I know I'm not alone in experiencing some misting under my tarp in a downpour. It's not really leaking; it's just very small droplets falling and tickling my nose just enough to prevent a deep sleep.
My main tarp is a DIY 10x11 with olive sil from OWF. I made it two or three years ago. It gets something like 100 days of use a year, and often gets stuffed into the pack soaking wet. I've noticed that this spring the misting was significantly worse, probably due to wear and tear on the fabric and the occasional sunshine beating down on the tarp (UV and silicone don't like each other). A few weeks ago, I decided to give the make-your-own-sil thing a try. I mixed up caulk and mineral spirits, taped the tarp to the driveway, and went to town with a squeegee. I really tried to keep the application thin, especially since I was trying to reseal old sil, not create sil from regular ripstop.

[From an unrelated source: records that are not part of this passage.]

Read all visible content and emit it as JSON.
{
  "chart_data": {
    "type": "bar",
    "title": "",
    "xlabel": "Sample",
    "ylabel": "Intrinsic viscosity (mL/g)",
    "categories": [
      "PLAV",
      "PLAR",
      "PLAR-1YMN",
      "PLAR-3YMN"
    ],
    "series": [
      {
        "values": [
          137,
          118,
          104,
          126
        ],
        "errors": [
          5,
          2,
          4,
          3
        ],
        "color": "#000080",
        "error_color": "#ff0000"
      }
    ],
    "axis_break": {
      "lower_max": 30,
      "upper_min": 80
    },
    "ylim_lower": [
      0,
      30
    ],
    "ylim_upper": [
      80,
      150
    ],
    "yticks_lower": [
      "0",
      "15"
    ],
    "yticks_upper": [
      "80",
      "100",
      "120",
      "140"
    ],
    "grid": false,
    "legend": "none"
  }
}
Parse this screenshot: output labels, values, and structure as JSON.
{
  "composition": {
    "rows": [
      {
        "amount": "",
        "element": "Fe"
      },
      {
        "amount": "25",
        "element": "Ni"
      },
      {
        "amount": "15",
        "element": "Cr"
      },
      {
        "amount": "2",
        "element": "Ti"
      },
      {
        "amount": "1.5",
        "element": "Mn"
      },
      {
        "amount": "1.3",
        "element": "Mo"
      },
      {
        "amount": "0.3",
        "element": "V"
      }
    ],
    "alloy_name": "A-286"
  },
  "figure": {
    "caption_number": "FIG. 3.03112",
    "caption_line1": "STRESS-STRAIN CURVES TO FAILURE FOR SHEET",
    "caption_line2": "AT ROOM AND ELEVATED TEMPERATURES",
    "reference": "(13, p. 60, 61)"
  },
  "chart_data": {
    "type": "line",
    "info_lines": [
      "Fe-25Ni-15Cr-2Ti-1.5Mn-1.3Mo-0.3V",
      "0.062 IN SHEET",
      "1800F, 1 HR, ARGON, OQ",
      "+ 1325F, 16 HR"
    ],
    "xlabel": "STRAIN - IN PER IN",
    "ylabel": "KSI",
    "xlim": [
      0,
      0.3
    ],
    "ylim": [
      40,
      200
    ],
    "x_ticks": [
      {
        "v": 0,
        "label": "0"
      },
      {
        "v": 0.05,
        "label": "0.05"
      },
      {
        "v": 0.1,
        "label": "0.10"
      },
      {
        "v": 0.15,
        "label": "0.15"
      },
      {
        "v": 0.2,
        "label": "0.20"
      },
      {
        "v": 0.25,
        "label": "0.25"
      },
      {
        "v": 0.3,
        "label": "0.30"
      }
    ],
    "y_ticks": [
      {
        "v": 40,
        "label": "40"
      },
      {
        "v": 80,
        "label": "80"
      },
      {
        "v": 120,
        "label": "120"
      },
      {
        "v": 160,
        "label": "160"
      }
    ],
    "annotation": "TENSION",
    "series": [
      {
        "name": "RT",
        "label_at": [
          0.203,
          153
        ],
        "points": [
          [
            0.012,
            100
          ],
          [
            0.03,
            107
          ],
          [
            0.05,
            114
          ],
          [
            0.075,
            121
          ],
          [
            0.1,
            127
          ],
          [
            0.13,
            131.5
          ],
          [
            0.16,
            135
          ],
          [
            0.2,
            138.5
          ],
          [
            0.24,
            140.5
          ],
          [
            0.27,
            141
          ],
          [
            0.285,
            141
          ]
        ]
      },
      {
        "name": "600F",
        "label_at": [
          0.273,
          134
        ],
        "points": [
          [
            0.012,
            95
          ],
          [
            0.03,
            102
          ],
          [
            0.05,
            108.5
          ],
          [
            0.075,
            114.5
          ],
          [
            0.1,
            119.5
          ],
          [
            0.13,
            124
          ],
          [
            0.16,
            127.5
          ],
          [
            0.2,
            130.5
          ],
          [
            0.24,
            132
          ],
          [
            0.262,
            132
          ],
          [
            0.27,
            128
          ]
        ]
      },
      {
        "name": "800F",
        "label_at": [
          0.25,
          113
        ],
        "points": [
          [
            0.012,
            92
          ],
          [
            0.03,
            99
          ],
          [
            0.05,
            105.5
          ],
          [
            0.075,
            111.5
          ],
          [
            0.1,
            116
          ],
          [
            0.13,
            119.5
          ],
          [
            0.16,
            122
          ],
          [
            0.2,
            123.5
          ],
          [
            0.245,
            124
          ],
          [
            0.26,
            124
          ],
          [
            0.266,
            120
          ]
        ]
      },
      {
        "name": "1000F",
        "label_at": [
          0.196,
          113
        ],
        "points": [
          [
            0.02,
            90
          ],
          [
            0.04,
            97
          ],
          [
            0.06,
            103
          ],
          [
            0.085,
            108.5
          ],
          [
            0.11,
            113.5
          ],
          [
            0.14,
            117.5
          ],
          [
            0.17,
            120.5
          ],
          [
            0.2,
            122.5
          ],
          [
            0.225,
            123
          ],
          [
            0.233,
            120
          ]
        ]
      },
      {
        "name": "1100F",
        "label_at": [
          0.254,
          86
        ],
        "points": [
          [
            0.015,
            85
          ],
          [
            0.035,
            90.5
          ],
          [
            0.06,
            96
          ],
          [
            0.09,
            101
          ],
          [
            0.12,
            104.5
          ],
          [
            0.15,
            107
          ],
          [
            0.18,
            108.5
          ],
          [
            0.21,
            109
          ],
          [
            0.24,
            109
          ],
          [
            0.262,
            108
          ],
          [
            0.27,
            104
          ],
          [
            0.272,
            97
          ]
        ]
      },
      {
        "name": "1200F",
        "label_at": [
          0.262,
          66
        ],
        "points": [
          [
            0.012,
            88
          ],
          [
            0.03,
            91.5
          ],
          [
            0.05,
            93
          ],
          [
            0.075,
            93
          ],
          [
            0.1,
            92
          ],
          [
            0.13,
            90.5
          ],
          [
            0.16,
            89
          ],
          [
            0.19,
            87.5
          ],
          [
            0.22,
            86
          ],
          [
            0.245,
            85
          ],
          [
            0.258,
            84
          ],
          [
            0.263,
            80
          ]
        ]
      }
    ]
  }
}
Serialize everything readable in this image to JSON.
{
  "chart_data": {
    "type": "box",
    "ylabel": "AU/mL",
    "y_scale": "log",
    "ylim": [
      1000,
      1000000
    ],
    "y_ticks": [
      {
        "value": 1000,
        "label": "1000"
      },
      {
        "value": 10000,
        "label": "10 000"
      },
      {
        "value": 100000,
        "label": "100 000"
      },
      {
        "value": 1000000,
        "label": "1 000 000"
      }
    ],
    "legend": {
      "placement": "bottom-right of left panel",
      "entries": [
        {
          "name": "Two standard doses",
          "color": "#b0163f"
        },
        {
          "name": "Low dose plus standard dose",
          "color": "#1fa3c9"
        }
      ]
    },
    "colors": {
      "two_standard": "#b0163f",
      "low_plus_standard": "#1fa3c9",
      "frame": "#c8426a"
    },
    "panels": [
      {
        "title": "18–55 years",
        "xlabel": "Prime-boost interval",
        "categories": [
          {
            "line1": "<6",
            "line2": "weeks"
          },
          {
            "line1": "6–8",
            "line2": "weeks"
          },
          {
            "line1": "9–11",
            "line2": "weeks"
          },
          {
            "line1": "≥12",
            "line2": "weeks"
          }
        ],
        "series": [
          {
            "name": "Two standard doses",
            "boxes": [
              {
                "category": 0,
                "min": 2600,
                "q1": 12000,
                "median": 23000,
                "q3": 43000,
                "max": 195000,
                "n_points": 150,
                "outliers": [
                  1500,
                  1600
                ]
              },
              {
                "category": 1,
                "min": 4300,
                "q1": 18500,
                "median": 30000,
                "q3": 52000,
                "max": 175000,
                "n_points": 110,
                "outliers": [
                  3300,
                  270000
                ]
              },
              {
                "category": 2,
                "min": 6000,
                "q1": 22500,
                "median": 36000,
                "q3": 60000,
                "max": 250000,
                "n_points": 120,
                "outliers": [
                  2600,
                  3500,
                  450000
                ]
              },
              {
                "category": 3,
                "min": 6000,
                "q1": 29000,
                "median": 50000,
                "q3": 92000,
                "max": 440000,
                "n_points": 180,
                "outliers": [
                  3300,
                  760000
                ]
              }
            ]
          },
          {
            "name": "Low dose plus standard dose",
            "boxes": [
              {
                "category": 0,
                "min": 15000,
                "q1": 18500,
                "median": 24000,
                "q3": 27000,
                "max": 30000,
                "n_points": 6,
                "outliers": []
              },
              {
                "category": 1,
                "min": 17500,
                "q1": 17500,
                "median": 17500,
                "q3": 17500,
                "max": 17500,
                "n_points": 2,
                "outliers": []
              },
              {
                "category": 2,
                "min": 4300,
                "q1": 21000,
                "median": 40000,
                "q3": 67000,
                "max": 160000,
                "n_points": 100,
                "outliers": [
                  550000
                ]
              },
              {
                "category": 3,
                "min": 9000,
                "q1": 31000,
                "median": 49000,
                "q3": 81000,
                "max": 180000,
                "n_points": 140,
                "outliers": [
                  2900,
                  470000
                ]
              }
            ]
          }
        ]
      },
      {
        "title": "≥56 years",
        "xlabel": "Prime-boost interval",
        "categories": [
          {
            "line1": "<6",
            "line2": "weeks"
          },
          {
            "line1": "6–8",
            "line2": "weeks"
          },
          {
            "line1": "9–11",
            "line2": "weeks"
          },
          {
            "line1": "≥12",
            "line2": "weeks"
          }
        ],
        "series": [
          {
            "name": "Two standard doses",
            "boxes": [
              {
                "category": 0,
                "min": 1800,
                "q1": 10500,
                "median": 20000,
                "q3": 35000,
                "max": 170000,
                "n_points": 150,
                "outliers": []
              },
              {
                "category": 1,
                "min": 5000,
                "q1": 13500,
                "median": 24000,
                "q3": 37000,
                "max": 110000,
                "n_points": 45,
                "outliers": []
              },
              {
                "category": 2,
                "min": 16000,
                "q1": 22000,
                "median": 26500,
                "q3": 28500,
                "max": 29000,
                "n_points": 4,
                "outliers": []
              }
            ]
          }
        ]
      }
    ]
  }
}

I started camping Thursday night last week and it's rained on me all five nights since. The first four nights, I had the newly applied silicone facing up, toward the clouds. I was pretty disappointed to still notice misting. Last night, I tried flipping the tarp over, so the newly-coated side faced the hammock. Not a droplet on my face! I think I know why. I don't believe a misting tarp is actually leaking straight through. When I had the newly-sealed side facing up, the fabric underneath was still being wetted out by water vapor circulating under the tarp. Shine your light into the air under your tarp on a rainy night and you'll see what I mean; there is a lot of water suspended in the air. I think the degraded sil will soak up some of that moisture, which will then be propelled toward the hammocker by the percussive force of raindrops on the other side of the tarp. When I placed the sealed side down, the fabric closest to me couldn't hold much moisture anymore and the misting stopped.
Geez, that's a long-winded analysis, but if anyone else is being dogged by Chinese water torture, they may want to give it a try.